Dünya genelinde yüz dolgu dolgu uygulamalarında en sık, hayvansal kökenli olmayan hyaluronik asit tercih edilir. Hyaluronik asit cildimizin doğal bir bileşenidir. Cildin nem tutmasını ve sıkılığı sağlar. Dolgu işleminde, yaşla azalmış olan hyaluronik asit yerine konur. Steril enjektörler formundaki hyaluronik asit, cildin nemini ve sıkılığını arttırmak için ince uçlu iğneler yardımıyla deriye enjekte edilir. Enjeksiyon sonrası bölgesel etki net olarak görülür. Bu etki enjeksiyon bölgesi ve kullanılan hyaluronik asit yoğunluğuna göre 4-12 ay arasında devam eder. Enjeksiyon sonrası nem seviyesi artar. Kırışıklık ve akne izi derinlikleri azalır. Yüz ve boyun sıkılaşır. Cildin hyaluronik asit sentezi uyarılır. Kendini iyileştirme gücü artar. Hyaluronik asit hayvansal kökenli olmadığı için kollajene göre alerji açısından daha güvenli bir enjeksiyon maddesidir. İşlemden sonra enjeksiyon noktalarında geçici bir kızarıklık, bazen makyajla kapatılabilen hafif morluklar olabilir. Morarma riskini azaltmak için işlemden 1 hafta öncesinden itibaren aspirin gibi kan sulandırıcı ilaçlar ve C vitaminine ara verilmesi önerilir. Uygulama sonrası görülecek olumlu etkiler şu şekilde özetlenebilir:
Cildin nem ve esneklik seviyesi artar. Makyajsız da ışıl ışıl bir görünüm elde edilir. Enjeksiyon sonrası yaşla azalmış olan kollajen sentezi de uyarıldığı için işlemden 21 gün sonra net seçilen yüz ovalinde sıkılaşma meydana gelir.

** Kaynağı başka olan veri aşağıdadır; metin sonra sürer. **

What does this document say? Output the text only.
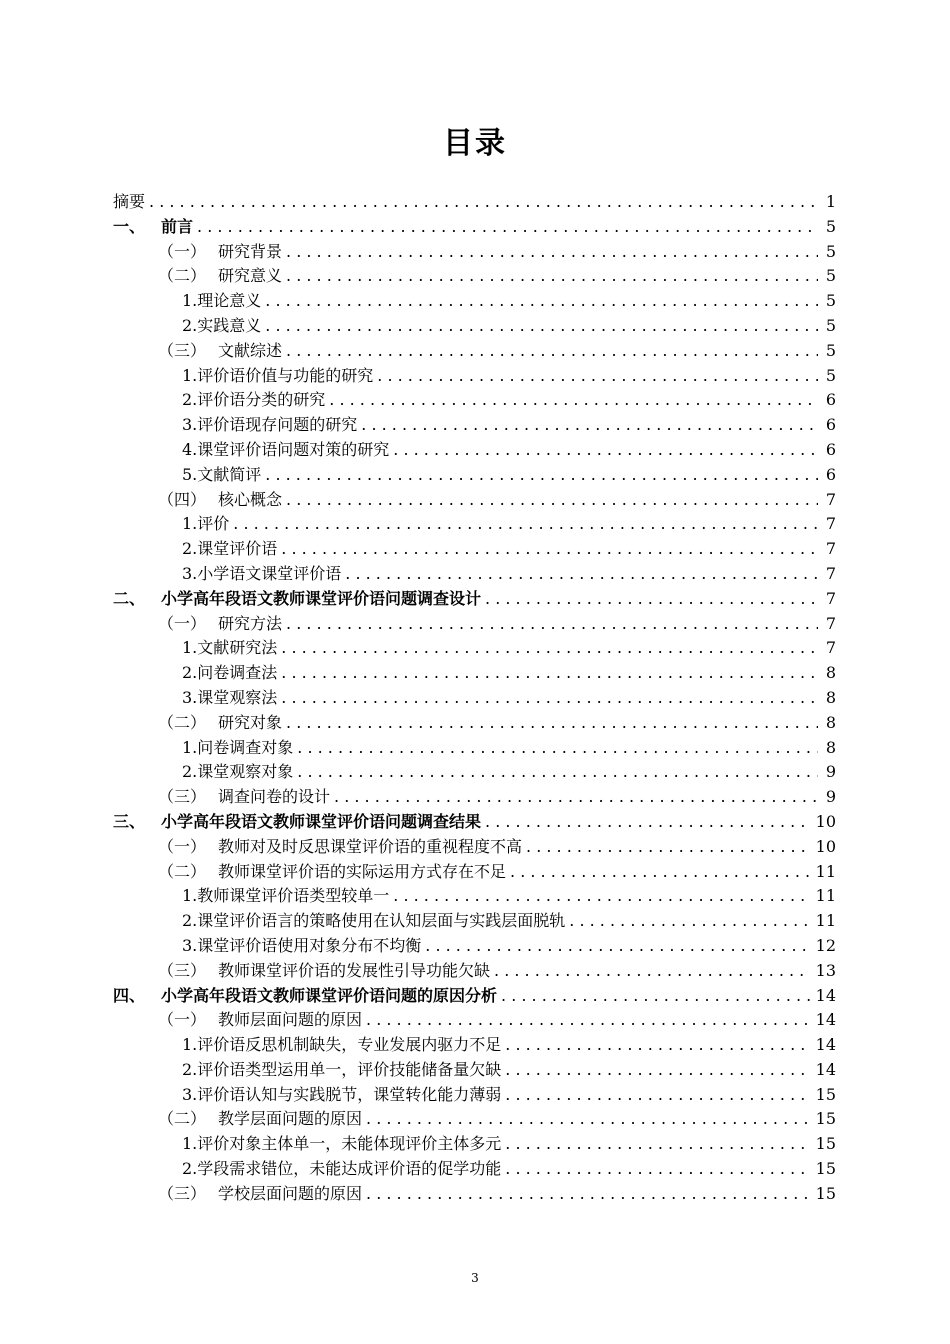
目录
摘要 . . .	1
一、 前言 . . .	5
（一） 研究背景 . . .	5
（二） 研究意义 . . .	5
1. 理论意义 . . .	5
2. 实践意义 . . .	5
（三） 文献综述 . . .	5
1. 评价语价值与功能的研究 . . .	5
2. 评价语分类的研究 . . .	6
3. 评价语现存问题的研究 . . .	6
4. 课堂评价语问题对策的研究 . . .	6
5. 文献简评 . . .	6
（四） 核心概念 . . .	7
1. 评价 . . .	7
2. 课堂评价语 . . .	7
3. 小学语文课堂评价语 . . .	7
二、 小学高年段语文教师课堂评价语问题调查设计 . . .	7
（一） 研究方法 . . .	7
1. 文献研究法 . . .	7
2. 问卷调查法 . . .	8
3. 课堂观察法 . . .	8
（二） 研究对象 . . .	8
1. 问卷调查对象 . . .	8
2. 课堂观察对象 . . .	9
（三） 调查问卷的设计 . . .	9
三、 小学高年段语文教师课堂评价语问题调查结果 . . .	10
（一） 教师对及时反思课堂评价语的重视程度不高 . . .	10
（二） 教师课堂评价语的实际运用方式存在不足 . . .	11
1. 教师课堂评价语类型较单一 . . .	11
2. 课堂评价语言的策略使用在认知层面与实践层面脱轨 . . .	11
3. 课堂评价语使用对象分布不均衡 . . .	12
（三） 教师课堂评价语的发展性引导功能欠缺 . . .	13
四、 小学高年段语文教师课堂评价语问题的原因分析 . . .	14
（一） 教师层面问题的原因 . . .	14
1. 评价语反思机制缺失，专业发展内驱力不足 . . .	14
2. 评价语类型运用单一，评价技能储备量欠缺 . . .	14
3. 评价语认知与实践脱节，课堂转化能力薄弱 . . .	15
（二） 教学层面问题的原因 . . .	15
1. 评价对象主体单一，未能体现评价主体多元 . . .	15
2. 学段需求错位，未能达成评价语的促学功能 . . .	15
（三） 学校层面问题的原因 . . .	15
3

Dolgu işlemi bu konuda deneyimli bir uzman tarafından uygulanmalıdır. Doktorunuz, uygulanacak bölge, sorunun tipi ve derinliğine uygun moleküler yoğunluğa sahip hyaluronik asit bileşenini saptayacak ve uygulayacaktır. Doğru hyaluronik asit yoğunluk ve miktarı, tedavi başarısını ve etki süresini belirleyen temel faktörlerdir.
Dudak kenarı, alın orta hat ve dudak kontur dolguları ortalama 8-12 ay ömürlüdür. Son yıllarda dinamik dolgu dediğimiz dolgular sayesinde işlem sonrası ağız çevresi ve nazolabial aoluk gibi hareketli alanlarda görünüm daha doğal ve çekicidir. Çevre duyarlılığı olanlar için ekolojik dolgu seçenekleri de kullanılabilir.
Işık dolgusu denilen cildin nem ve ışıltısını arttırmaya yönelik yeni sistem dolgular ise 3-4 hafta aralarla minimum 3 seans planlanmalıdır. Yüz geneli, dekolte, el üzeri ve göz altına uygulanan ışık dolguları ile bölgesel gençleşme sağlanır. Göz altın morlukları giderilir. Bu uygulamaların altı ile 12 ay aralıklarla tekrarlanması önerilir. Böylelikle, uzun yıllar boyunca daha invazif bir işleme gerek kalmadan sağlıklı, doğal, genç bir cilt korunabilir.
Dolgu uygulamaları ihtiyaca göre botulinum toksin, PRP, mezolifting ya da somon DNA enjeksiyonları ile desteklenebilir. İşlem sonrası doğal görünüm, cildin makyajsız da sağlıkla ışıldaması hedeflenir. Bu nedenle uygulamaların, kişinin kırışıklık tipi ve derinliğine, yaşına, çevresel faktörlere göre özelleştirilmesi önemlidir. İşlem sonrası kişiye özel cilt bakım ürünleri ile tedavinin desteklenmesi önerilir.